I haven’t yet mentioned any of Coleridge’s poetry. I’m still processing Iron Maiden’s fifteen-minute-song based on ‘The Rime of the Ancient Mariner’, and the heavy-metal crowds singing the lines in a concert (check the video on YouTube). Amazing, really. Also, the wonder of listening to Benedict Cumberbatch read “Kubla Khan”. That’s the beauty of today’s digital world: it offers much more than kitten videos and ranting if you only care to seek it.

Coleridge would have loved the internet since he was, in a way, his whole life a student–an academic outside academia, so to speak, and not only a poet. He led a precarious life on the financial front and his body kept his mind chained to drug abuse for long years. Even so, he managed to produce extremely relevant literary and intellectual work out of insatiable curiosity. This is why it is so painful to read the many comments that accompany the videos on the Romantics on YouTube.

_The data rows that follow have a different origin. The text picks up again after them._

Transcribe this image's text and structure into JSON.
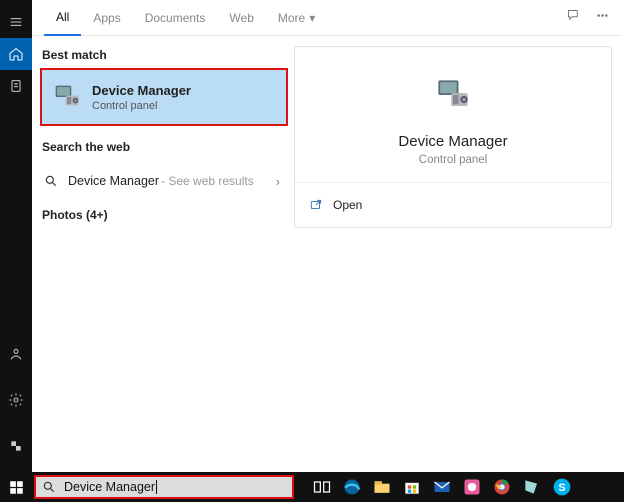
{
  "tabs": {
    "all": "All",
    "apps": "Apps",
    "documents": "Documents",
    "web": "Web",
    "more": "More"
  },
  "sections": {
    "best_match": "Best match",
    "search_web": "Search the web",
    "photos": "Photos (4+)"
  },
  "best_match_item": {
    "title": "Device Manager",
    "subtitle": "Control panel"
  },
  "web_result": {
    "text": "Device Manager",
    "suffix": "- See web results"
  },
  "preview": {
    "title": "Device Manager",
    "subtitle": "Control panel",
    "open": "Open"
  },
  "search": {
    "value": "Device Manager"
  }
}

Not the Iron Maiden video, which everyone watches for pleasure, but videos such as Peter Ackroyd’s BBC mini-series ‘The Romantics’, which many students watch as compulsory homework. A man, as disappointed as I am by the rejection of education, bemoans the ‘lack of intelligence’ of the students who complain that Ackroyd’s series is boring. An irritated college student replies that not enjoying something does not mean that you’re not intelligent. I agree: it means you’re not curious–and this is the most common curse today. The albatross around the necks of most students. Coleridge, as his year in Germany shows, was immensely curious. Luckily for him, he had patrons that allowed him to take his curiosity as far as he could and, so, he connected ideas in new ways that have shaped our own world. I wonder what he would make of those who, given the chance to learn by their parents and all of society, reject it–though I think I know.

Romanticism was, let’s recall this, in rebellion against many traditional ideas but, as Coleridge’s case shows, it was a very well-read rebellion, passionate both in feelings and in thoughts. This is something to remember: education empowers individuals and, ultimately, changes the world. Boredom should play no part in this equation. I very much doubt that Coleridge was ever bored. Or boring.